I checked the function's expression many times using the plot function and it has no grammar mistakes. Also I believe it is well defined for all X in the interval.

Answer 1

This should give you a good start on the brute force solution. You're right, it's not elegant, but for relatively simple univariate functions, evaluating 1 million points is trivial.

root_intervals <- function(f, interval, n = 1e6) {
    xvals <- seq(interval[1], interval[2], length = n)
    yvals <- f(xvals)
    ypos <- yvals > 0
    x1 <- which(ypos[-1] != head(ypos, -1))
    x2 <- x1 + 1
    ## so all the zeroes we can see are between x1 and x2
    return(cbind(xvals[x1], xvals[x2]))
}

This function returns a two column matrix of x values, where the function changes sign between column 1 and column 2:

f1 <- function (x) 0.05 * x^5 - 2 * x^4 + x^3 - x^2 + 1

> (ri <- root_intervals(f1, c(-10, 10), n = 1e6))
           [,1]       [,2]
[1,] -0.6372706 -0.6372506
[2,]  0.8182708  0.8182908

> f1(ri)
              [,1]          [,2]
[1,] -3.045326e-05  6.163467e-05
[2,]  2.218895e-05 -5.579081e-05

Wolfram Alpha confirms results on the specified interval.

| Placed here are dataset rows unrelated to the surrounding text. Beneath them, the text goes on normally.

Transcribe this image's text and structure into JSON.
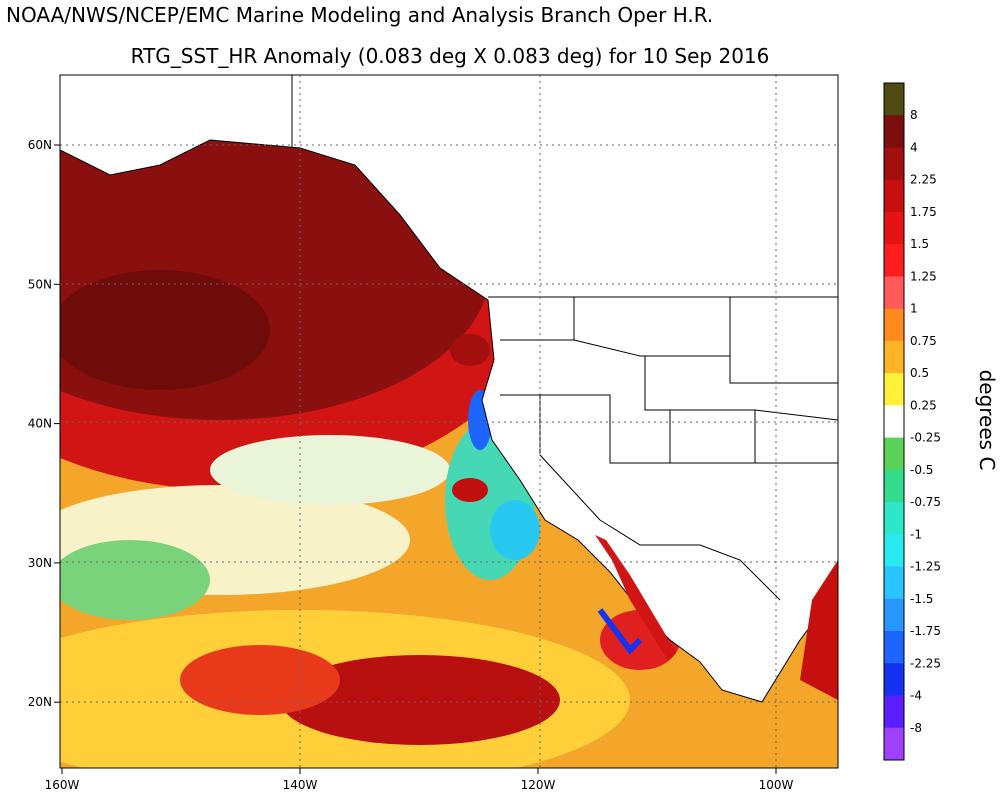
{
  "header": {
    "title": "NOAA/NWS/NCEP/EMC Marine Modeling and Analysis Branch Oper H.R.",
    "subtitle": "RTG_SST_HR Anomaly (0.083 deg X 0.083 deg) for 10 Sep 2016"
  },
  "map": {
    "lat_labels": [
      "60N",
      "50N",
      "40N",
      "30N",
      "20N"
    ],
    "lon_labels": [
      "160W",
      "140W",
      "120W",
      "100W"
    ]
  },
  "colorbar": {
    "title": "degrees C",
    "labels": [
      "8",
      "4",
      "2.25",
      "1.75",
      "1.5",
      "1.25",
      "1",
      "0.75",
      "0.5",
      "0.25",
      "-0.25",
      "-0.5",
      "-0.75",
      "-1",
      "-1.25",
      "-1.5",
      "-1.75",
      "-2.25",
      "-4",
      "-8"
    ],
    "colors": [
      "#4f4a12",
      "#7c0e0e",
      "#a30e0e",
      "#c60f0f",
      "#e41414",
      "#ff1e1e",
      "#ff5a5a",
      "#ff8a1e",
      "#ffb428",
      "#fff03c",
      "#ffffff",
      "#5ad25a",
      "#32dc8c",
      "#2ee6c8",
      "#28eaf0",
      "#28c4ff",
      "#2896ff",
      "#1e64ff",
      "#1432f0",
      "#5a1eff",
      "#a040ff"
    ]
  }
}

The top and bottom rows will be the min and max intervals found. These intervals (over which the function changes sign) are precisely what uniroot wants for it's interval , so you could use it to solve for the (more) exact roots. Of course, if the function changes sign twice within one interval (or any even number of times), it won't be picked up, so choose a big n !

Response to edited question:

Looks like your trying to define a bunch of functions, but your edits have syntax errors. Here's what I think you're trying to do: (this first part might take some more work to work right)

my_funs <- list()
Y=rep(0,200)
dim(Y)=c(100,2)
for(i in 1:100){
  X=rnorm(9,0,1)
  Z=rnorm(16,0,1)
  a=0.64
  b=a*sum(Z^2)/sum(X^2)
  my_funs[[i]] <- function(x){(x/(a*x+b))^{9/2}*(1/((1-a)+a*(1-a)/b*x))^4-0.235505}
}

Here's using the root_intervals on the first of your generated functions.

> root_intervals(my_funs[[1]], interval = c(0, 40))
           [,1]       [,2]
[1,]  0.8581609  0.8582009
[2,] 11.4401314 11.4401714

Notice the output, a matrix , with the roots of the function being between the first and second columns. Being a matrix, you can't assign it to a vector. If you want a single root, use uniroot using each row to set the upper and lower bounds. This is left as an exercise to the reader.